The Competition Authority of Kenya (CAK) has fined Carrefour Kes 1.1 billion for abusing buyer power over suppliers.

In a statement, CAK said Carrefour, operated by UAE-based Majid al-Futtaim, separately abused its ability to set terms for two suppliers: Pwani Oil Products Limited and Woodlands Company Limited.

CAK said its investigations had established that Carrefour charges its suppliers at least three non-negotiable rebates as high as 12 percent.

“The rebates are deductible annually and monthly and have been increasing on an annual basis, thereby significantly reducing the final pay-out to suppliers. Investigations also determined that Carrefour's suppliers are required to provide free products and pay listing fees for every new branch opened as well as post employees to the supermarket's branches.”
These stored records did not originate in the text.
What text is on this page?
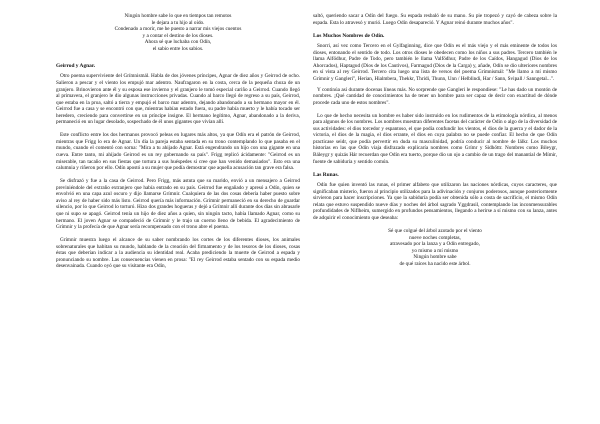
Ningún hombre sabe lo que en tiempos tan remotos
le dejara a tu hijo al oído.
Condenado a morir, me he puesto a narrar mis viejos cuentos
y a contar el destino de los dioses.
Ahora sé que luchaba con Odín,
el sabio entre los sabios.

Geirrod y Agnar.

Otro poema superviviente del Grímnismál. Habla de dos jóvenes príncipes, Agnar de diez años y Geirrod de ocho. Salieron a pescar y el viento los empujó mar adentro. Naufragaron en la costa, cerca de la pequeña choza de un granjero. Brinovieron ante él y su esposa ese invierno y el granjero le tomó especial cariño a Geirrod. Cuando llegó al primavera, el granjero le dio algunas instrucciones privadas. Cuando al barco llegó de regreso a su país, Geirrod, que estaba en la proa, saltó a tierra y empujó el barco mar adentro, dejando abandonado a su hermano mayor en él. Geirrod fue a casa y se encontró con que, mientras habían estado fuera, su padre había muerto y le había tocado ser heredero, creciendo para convertirse en un príncipe insigne. El hermano legítimo, Agnar, abandonado a la deriva, permaneció en un lugar desolado, sospechado de él unos gigantes que vivían allí.

Este conflicto entre los dos hermanos provocó peleas en lugares más altos, ya que Odín era el patrón de Geirrod, mientras que Frigg lo era de Agnar. Un día la pareja estaba sentada en su trono contemplando lo que pasaba en el mundo, cuando el comentó con sorna: "Mira a tu ahijado Agnar. Está engendrando un hijo con una gigante en una cueva. Entre tanto, mi ahijado Geirrod es un rey gobernando su país". Frigg replicó ácidamente: "Geirrod es un miserable, tan tacaño en sus fiestas que tortura a sus huéspedes si cree que han venido demasiados". Esto era una calumnia y riñeron por ello. Odín apostó a su mujer que podía demostrar que aquella acusación tan grave era falsa.

Se disfrazó y fue a la casa de Geirrod. Pero Frigg, más astuta que su marido, envió a un mensajero a Geirrod previniéndole del extraño extranjero que había entrado en su país. Geirrod fue engañado y apresó a Odín, quien se envolvió en una capa azul oscuro y dijo llamarse Grímnir. Cualquiera de las dos cosas debería haber puesto sobre aviso al rey de haber sido más listo. Geirrod quería más información. Grímnir permaneció en su derecho de guardar silencio, por lo que Geirrod lo torturó. Hizo dos grandes hogueras y dejó a Grímnir allí durante dos días sin abrasarle que ni supo se apagó. Geirrod tenía un hijo de diez años a quien, sin ningún tacto, había llamado Agnar, como su hermano. El joven Agnar se compadeció de Grímnir y le trajo un cuerno lleno de bebida. El agradecimiento de Grímnir y la profecía de que Agnar sería recompensado con el trono abre el poema.

Grímnir muestra luego el alcance de su saber nombrando los cortes de los diferentes dioses, los animales sobrenaturales que habitan su mundo, hablando de la creación del firmamento y de los tesoros de los dioses, cosas éstas que deberían indicar a la audiencia su identidad real. Acaba prediciendo la muerte de Geirrod a espada y pronunciando su nombre. Las consecuencias vienen en prosa: "El rey Geirrod estaba sentado con su espada medio desenvainada. Cuando oyó que su visitante era Odín,

saltó, queriendo sacar a Odín del fuego. Su espada resbaló de su mano. Su pie tropezó y cayó de cabeza sobre la espada. Esta lo atravesó y murió. Luego Odín desapareció. Y Agnar reinó durante muchos años".

Los Muchos Nombres de Odín.

Snorri, así vez como Tercero en el Gylfaginning, dice que Odín es el más viejo y el más eminente de todos los dioses, entonando el sentido de todo. Los otros dioses le obedecen como los niños a sus padres. Tercero también le llama Alfödhur, Padre de Todo, pero también le llama Valfödhur, Padre de los Caídos, Hangagud (Dios de los Ahorcados), Haptagud (Dios de los Cautivos), Farmagud (Dios de la Carga) y, añade, Odín se dio ulteriores nombres en sí vista al rey Geirrod. Tercero cita luego una lista de versos del poema Grímnismál: "Me llamo a mí mismo Grímnir y Gangleri", Herian, Hialmbera, Thekkr, Thridi, Thunn, Unn / Helblindi, Har / Sann, Svipall / Sanngetal...".

Y continúa así durante docenas líneas más. No sorprende que Gangleri le respondiese: "Le has dado un montón de nombres. ¡Qué cantidad de conocimientos ha de tener un hombre para ser capaz de decir con exactitud de dónde procede cada uno de estos nombres".

Lo que de hecho necesita un hombre es haber sido instruido en los rudimentos de la etimología nórdica, al menos para algunos de los nombres. Los nombres muestran diferentes facetas del carácter de Odín o algo de la diversidad de sus actividades: el dios torcedor y espantoso, el que podía confundir los vientos, el dios de la guerra y el dador de la victoria, el dios de la magia, el dios errante, el dios en cuya palabra no se puede confiar. El hecho de que Odín practicase seidr, que podía pervertir en duda su masculinidad, podría conducir al nombre de Iálkr. Los muchos historias en las que Odín viaja disfrazado explicaría nombres como Grímr y Sidhöttr. Nombres como Bileygr, Báleygr y quizás Hár recuerdan que Odín era tuerto, porque dio un ojo a cambio de un trago del manantial de Mímir, fuente de sabiduría y sentido común.

Las Runas.

Odín fue quien inventó las runas, el primer alfabeto que utilizaron las naciones nórdicas, cuyos caracteres, que significaban misterio, fueron al principio utilizados para la adivinación y conjuros poderosos, aunque posteriormente sirvieron para hacer inscripciones. Ya que la sabiduría podía ser obtenida sólo a costa de sacrificio, el mismo Odín relata que estuvo suspendido nueve días y noches del árbol sagrado Yggdrasil, contemplando las inconmensurables profundidades de Niflheim, sumergido en profundos pensamientos, llegando a herirse a sí mismo con su lanza, antes de adquirir el conocimiento que deseaba:

Sé que colgué del árbol azotado por el viento
nueve noches completas,
atravesado por la lanza y a Odín entregado,
yo mismo a mí mismo
Ningún hombre sabe
de qué raíces ha nacido este árbol.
“These practices amount to transfer of the retailer's costs to suppliers, which is prohibited by the Competition Act,” Carrefour said.

The regulator fined Carrefour Kes 108,327,873.60 and ordered the supermarket chain to amend all its supplier contracts and expunge clauses “that facilitate abuse of buyer power, including but not limited to the application of listing fees, collection of rebates, and unilateral delisting of suppliers.”

“The Authority has also ordered Carrefour to refund the Woodlands and Pwani Oil a total of Kes 16,757,899 in rebates deducted from their invoices as well as Kes 500,000 that was billed as marketing support (store opening/listing fees),” CAK said.

The penalty is the biggest ever handed out by CAK, it added.